Me gusta la Navidad. Los recuerdos y experiencias que voy atesorando a su paso me llenan de felicidad. Antes, como hija. Ahora, como madre. Sé de buena tinta que algunos me tachan de cursi, otros de anacrónica y, a poco que me descuide, hasta de carca, pero no me ofendo. Soy una superviviente que venció hace muchos años el vértigo a la no integración social y, de momento, puedo sobrevivir a mi desafiante condición de perro verde sin lanzarme en brazos de los tranquilizantes. Probablemente ese día llegará pero, si mi destino piensa que voy facilitarle la labor, va listo. Y mira que persiste en que me una al numeroso ejército de detractores de una celebración que resiste al paso del tiempo. Sin embargo yo, invadida por la más terapéutica de las nostalgias, procedo a trasladarme mentalmente cada cincuenta y dos semanas a un espacio y un tiempo en los que estas fiestas no comenzaban, como por desgracia sucede actualmente, a mitades de octubre sino, como dicta la lógica, a primeros de diciembre.

Firmemente decidida a reproducir el formato navideño de una infancia ya lejana, mi asombro se abre paso cada año cuando la Virgen María aún está de siete meses, momento en el me dirijo a llenar el carro de la compra y me topo por sorpresa con una nutrida selección de turrones, roscos de vino, polvorones y calendarios de Adviento de todos los tamaños y precios, estratégicamente colocados en las estanterías de los pasillos centrales del supermercado. Sin haberme repuesto todavía del impacto, comienzo a escuchar por los altavoces del establecimiento el inevitable villancico de rigor. Es entonces cuando compruebo con horror que se ha abierto la veda y que los participantes en la competición van tomando posiciones.

Disponen de dos meses por delante para diseñar los fastos de un magno evento cuya razón de ser, cuyo espíritu originario, queda en un segundo plano. Porque conviene tener claras las prioridades y lo primero es lo primero, o sea, lo material. Ocuparse de las necesidades del alma tendrá que esperar a mejor ocasión. El estómago se convierte de la noche a la mañana en el ídolo de barro al que irán a parar algunas viandas a precios estratosféricos que, una vez digeridas y transformadas en kilos excedentarios, servirán para hacer más llevadera la cuesta de enero a los endocrinólogos.

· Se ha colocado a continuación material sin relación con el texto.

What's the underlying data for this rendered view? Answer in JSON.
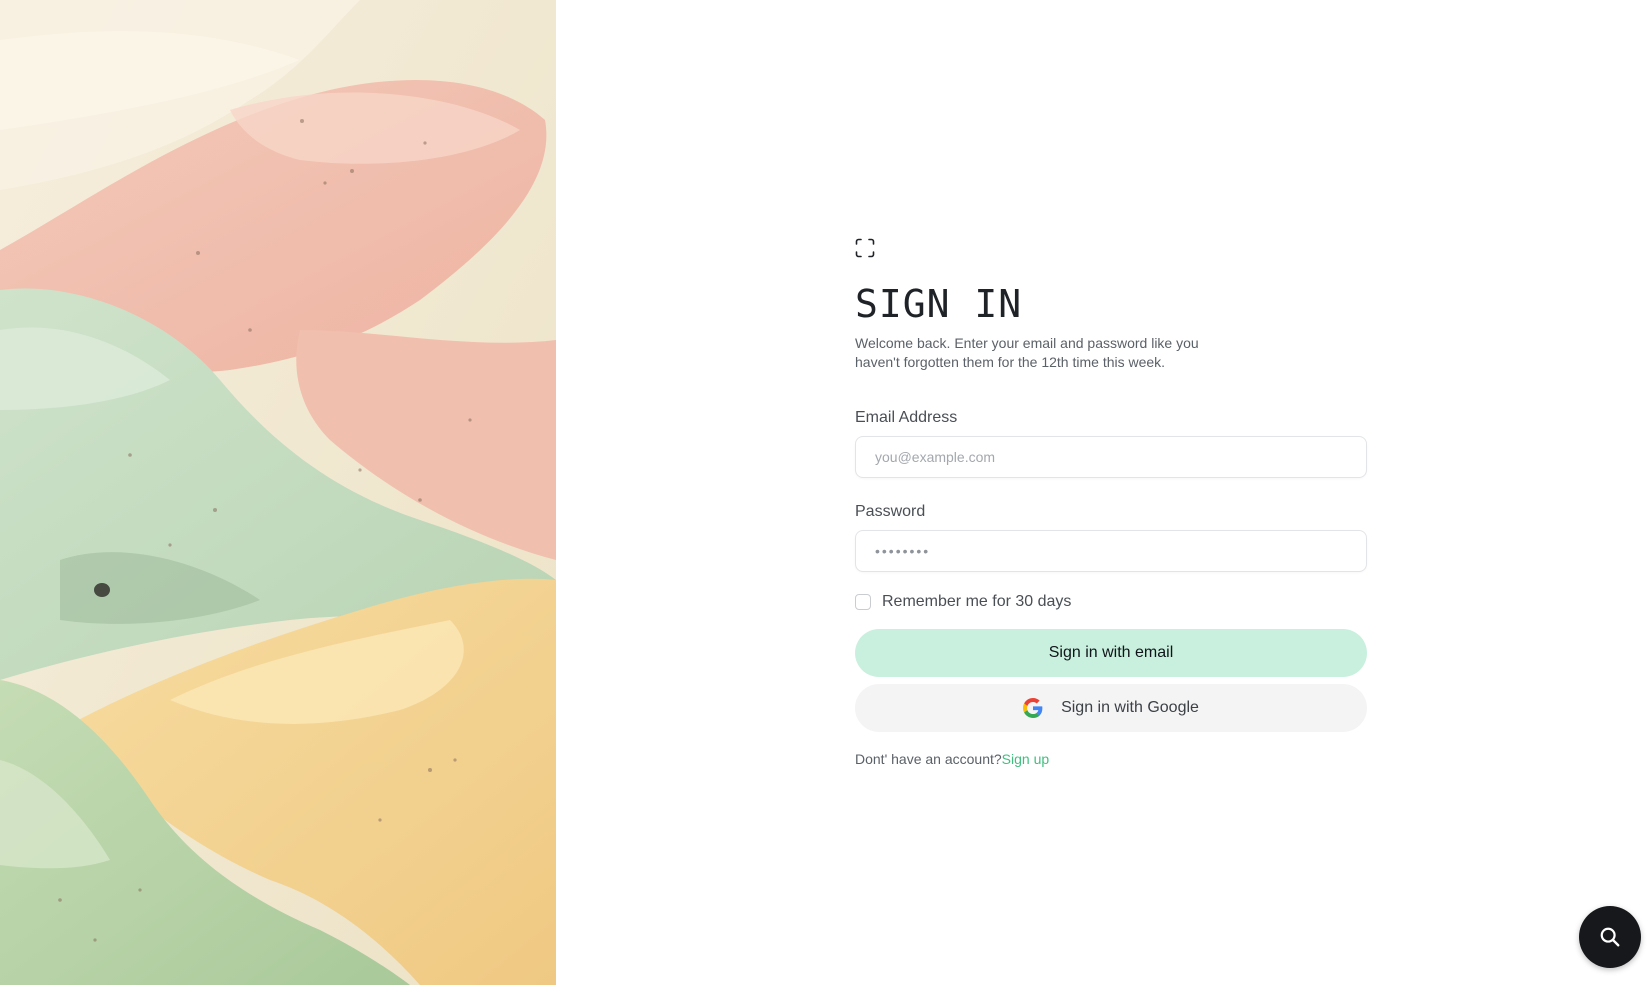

Tampoco es baladí el grado de estrés asociado a la elección y posterior adquisición de los imprescindibles regalos. Tan agobiante etapa se desarrolla en dos fases consecutivas. La primera está protagonizada por un orondo anciano de barba blanca que se desplaza en trineo desde lejanas y gélidas tierras. Las grandes superficies, cegadas ante sus expectativas de negocio, se han encargado de introducirle con calzador en nuestra civilización, como si compartiéramos con él alguna historia en común, así que lleva lustros compitiendo con los protagonistas de la segunda, entrados igualmente en años y llegados en camello de los desérticos confines del orbe. Este trío, al parecer con una capacidad económica sustancialmente inferior que el anterior, no ha podido contratar a unos asesores de marketing mínimamente cualificados y su tardía visita -apenas dos días antes del regreso a las aulas- juega claramente en su contra, a pesar de que a ellos sí les avala un brillante currículo de siglos de tradición.

Resumiendo, que agotadas por completo las energías en la realización de sendas pruebas de fuego -banquetes y obsequios- y con los bolsillos como dos agujeros negros de la galaxia es más que probable que, lo que yo entiendo por "esencia navideña", quede de nuevo enterrada bajo el grueso manto del consumismo. En todo caso, quiero aprovechar estas últimas líneas de mi artículo para desear de corazón a los amables lectores una muy Feliz Navidad y un Venturoso Año 2020 en el que volvamos a reencontrarnos. A ver si el rey Gaspar me concede ese deseo.